In an hour or more of fishing I had figured there was a central concentration of fish in front of the feature, so it wasn't too much to theorize that any bigger predators might be close by but not in the shoal. So I began casting around the hot spot looking for something a bit bigger. Low and behold I was proved right when I felt a really hard hit shoot back up the tight line. The rod instantly bent and the clutch gave line straight away. I have already noted whilst walking the worm that you seem to get a harder fight out of zander when they have actively hit a moving target. This fish was really giving it some and when I saw a flash of white under a big boil I thought I had contacted with the mother of all canal zander. The fight though soon became far to protracted for any zander no matter how aggressive a fish it could be.

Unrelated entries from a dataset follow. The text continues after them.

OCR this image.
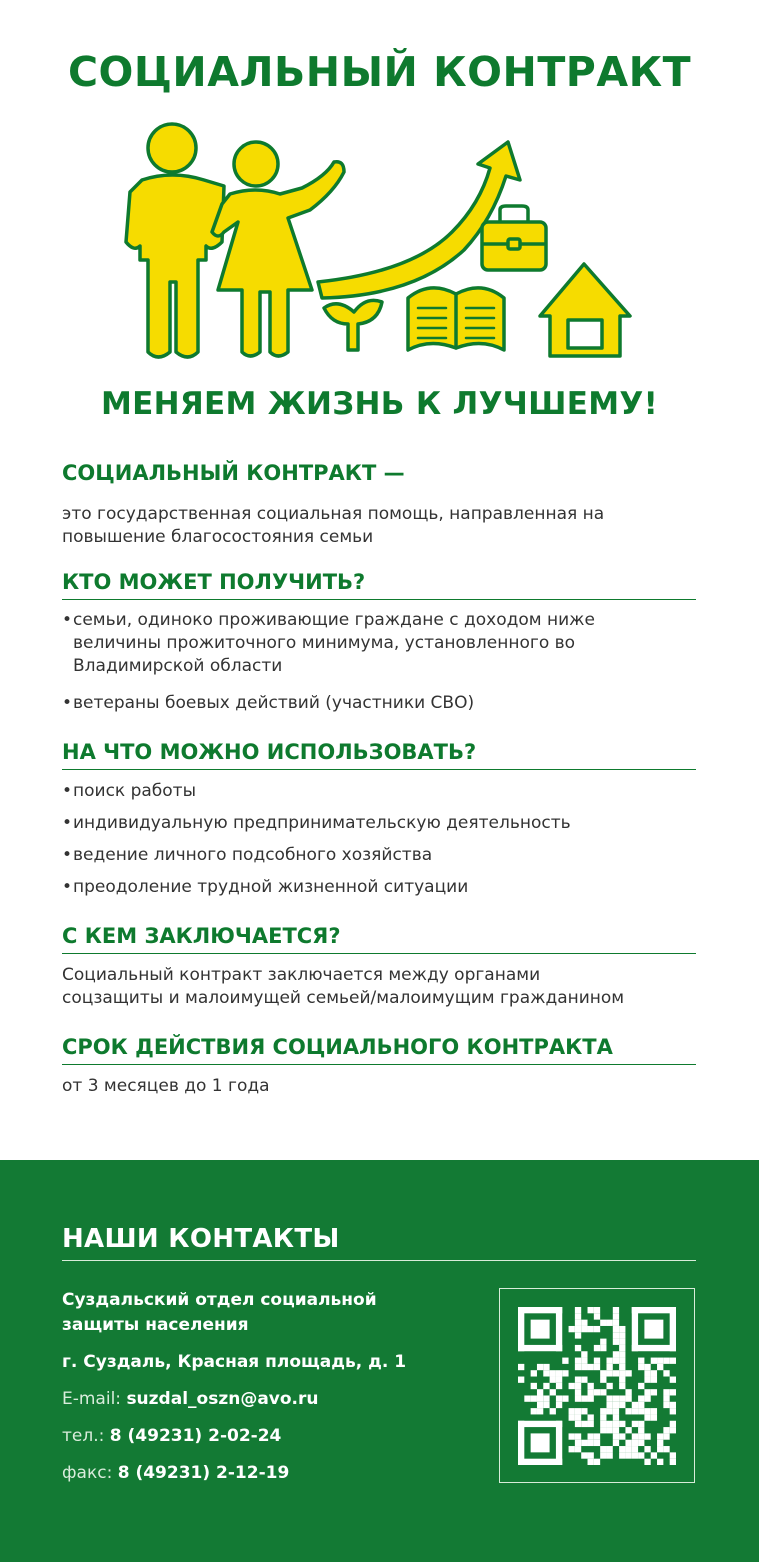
СОЦИАЛЬНЫЙ КОНТРАКТ
МЕНЯЕМ ЖИЗНЬ К ЛУЧШЕМУ!
СОЦИАЛЬНЫЙ КОНТРАКТ —
это государственная социальная помощь, направленная на
повышение благосостояния семьи
КТО МОЖЕТ ПОЛУЧИТЬ?
• семьи, одиноко проживающие граждане с доходом ниже
величины прожиточного минимума, установленного во
Владимирской области
• ветераны боевых действий (участники СВО)
НА ЧТО МОЖНО ИСПОЛЬЗОВАТЬ?
• поиск работы
• индивидуальную предпринимательскую деятельность
• ведение личного подсобного хозяйства
• преодоление трудной жизненной ситуации
С КЕМ ЗАКЛЮЧАЕТСЯ?
Социальный контракт заключается между органами
соцзащиты и малоимущей семьей/малоимущим гражданином
СРОК ДЕЙСТВИЯ СОЦИАЛЬНОГО КОНТРАКТА
от 3 месяцев до 1 года
НАШИ КОНТАКТЫ
Суздальский отдел социальной
защиты населения
г. Суздаль, Красная площадь, д. 1
E-mail: suzdal_oszn@avo.ru
тел.: 8 (49231) 2-02-24
факс: 8 (49231) 2-12-19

Then when it came up again I saw a different tail to that of a zander and the mystery was solved.

Twice the long lean little pike tail walked as I got it close to the net. It even thrashed on the surface with it's mouth wide open a few times before it went in the net. Then once in the net it was like a timid little kitten and just lay there looking meek. I have to say that I have never seen such an immaculate canal pike ever; it was literally perfect from head to tail.

After that I knew it was time to leave, but I know I will be going back that spot as soon as reasonably possible, as after seeing what is attracted to that very rare feature and knowing what fish this canal contains, I suspect there is something very, very special that at least visits this spot now and again.

I felt a bit stupid walking back to the car as I've known of this places existence for donkeys years and for one reason or another I've never been back to check it out. Now I am kicking myself for not following my instincts and going back sooner to rediscover this forgotten feature.

1 comment:

  1. That is indeed a very colourful, pretty pike.